Trucking liquid methane to a launchpad works at low volume. SpaceX is building Starpipe, an eight-mile natural gas pipeline to its Starbase launch complex in South Texas, because tanker trucks cannot run at the cadence Musk has described. The logistics story is real. The supply chain story is bigger.
The pipeline's 16-inch diameter carries more fuel than Starship would burn at 25 launches per year, the current ceiling the Federal Aviation Administration has authorized. SpaceX built for the launch rate it intends to earn authorization to run.
The constraint has never been the rocket
Starship has completed 12 test launches since 2023. The 40-story vehicle burns liquid methane, and fueling it currently requires hundreds of tanker trucks over several hours per launch. At 25 annual launches that is manageable. At the hundreds Musk has described, it is not. SpaceX President Gwynne Shotwell said publicly on June 12, when the company went public on Nasdaq, that the company planned to build pipelines, process its own propellant, and was actively exploring drilling for its own natural gas.

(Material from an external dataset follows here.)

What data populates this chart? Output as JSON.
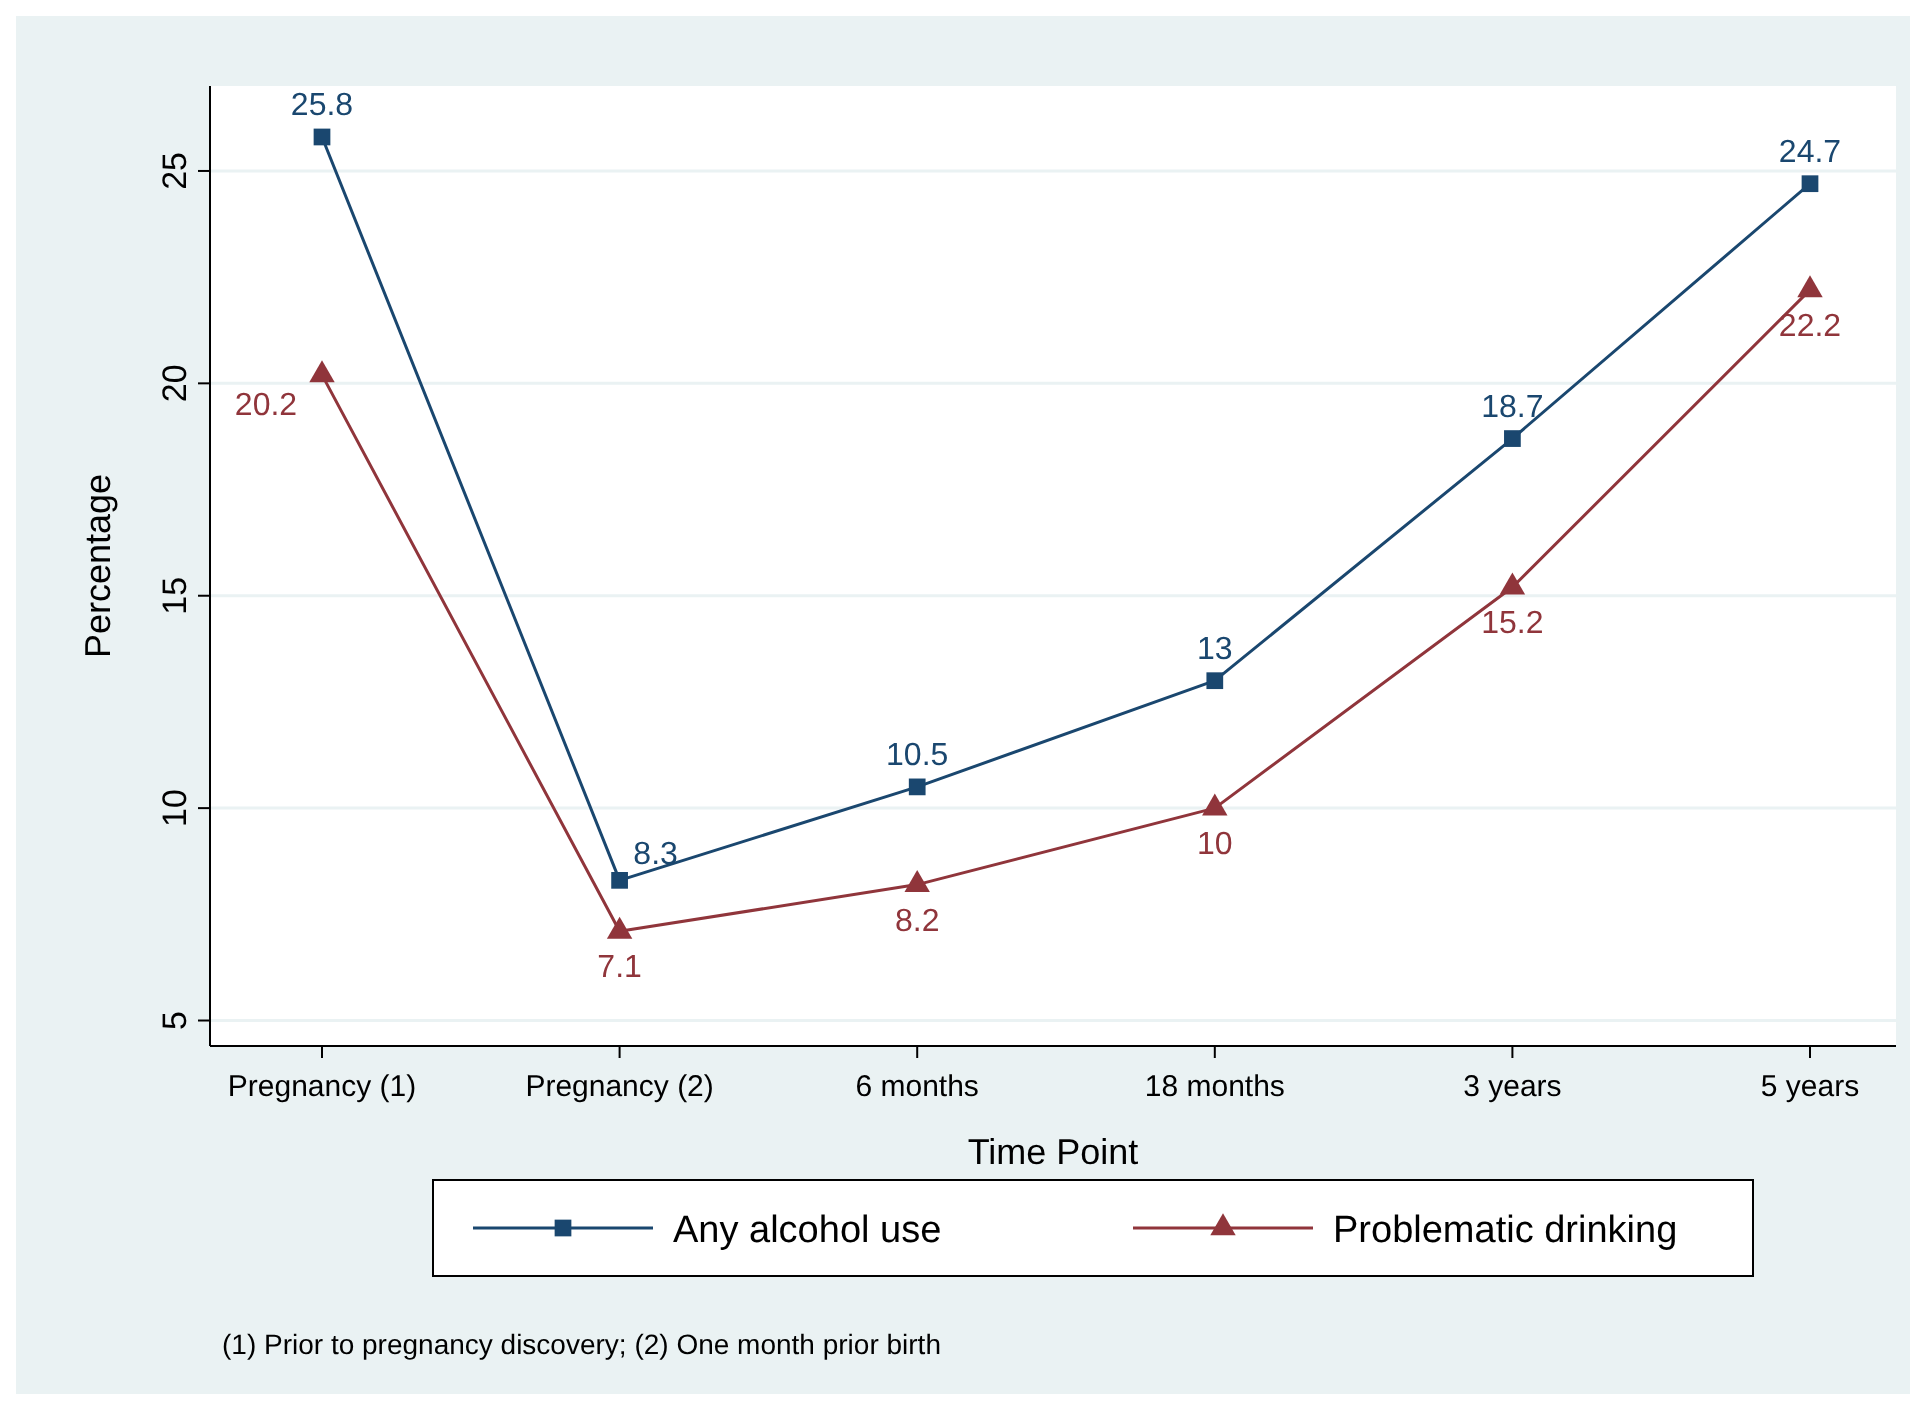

The IPO prospectus described plans for thousands of solar-powered, artificial intelligence-focused satellites whose combined energy output could approach one-fifth of the U.S. power grid (SpaceX; 2026, unaudited). Deploying those satellites requires a fuel supply chain that can run at pace. Starpipe is how SpaceX starts building one.
"Gwynne Shotwell said on June 12 that SpaceX was looking into drilling its own natural gas. Starpipe gives the company a working fuel supply while it figures out whether that is viable."
Brownsville is now an energy logistics node
Starpipe would begin on an 83-acre parcel at the Port of Brownsville that SpaceX is negotiating to lease for 50 years, according to a port official who spoke to Reuters. Engineering plans filed with the U.S. Army Corps of Engineers also show SpaceX intends to build a liquefaction facility at Starbase to convert the piped natural gas into liquid methane on site. The pipeline could connect to Enbridge's Valley Crossing Pipeline expansion, which is routed close to Starpipe's origination point.
SpaceX has also signed over 100 paid-up oil and gas leases with Texas property owners since 2023 (Reuters review of Cameron County land records; 2026). Extracting its own natural gas would require capabilities SpaceX does not currently have. Oil and gas consultants quoted in Reuters' reporting described that as a challenging prospect for a company without industry experience, while acknowledging it is not impossible. Starpipe means the drilling question does not need to be answered before launches can scale.
SpaceX Has Done This Before, in Every Other Part of Its Stack
SpaceX built the Colossus 1 data center in Memphis to train Grok, then leased the excess capacity to Anthropic and Google when model adoption did not absorb it. It holds oil and gas leases across Texas. The Terafab joint venture with Tesla is building chips for hardware SpaceX controls. The move each time is to own the input before the dependency becomes a negotiation.
Natural gas infrastructure differs from compute in one material way: a 50-year port lease and a pipeline permit do not reverse. SpaceX is committing physical capital ahead of the regulatory authorization that would justify it at full scale.
The Texas Railroad Commission filing, submitted by SpaceX affiliate Lone Star Mineral Development, targets an in-service date of January 26, 2027. That timeline implies construction begins in July 2026. Whether the FAA authorization ceiling rises to match the infrastructure is the question Starpipe was built to be ready for.
Enterprise buyers evaluating Starlink connectivity or SpaceX orbital AI infrastructure should ask a direct question in any service negotiation: what launch cadence does the committed service level require, and what happens to that commitment if FAA authorization does not expand on the timeline SpaceX is building toward? Starpipe answers the fuel question. The authorization question is still open.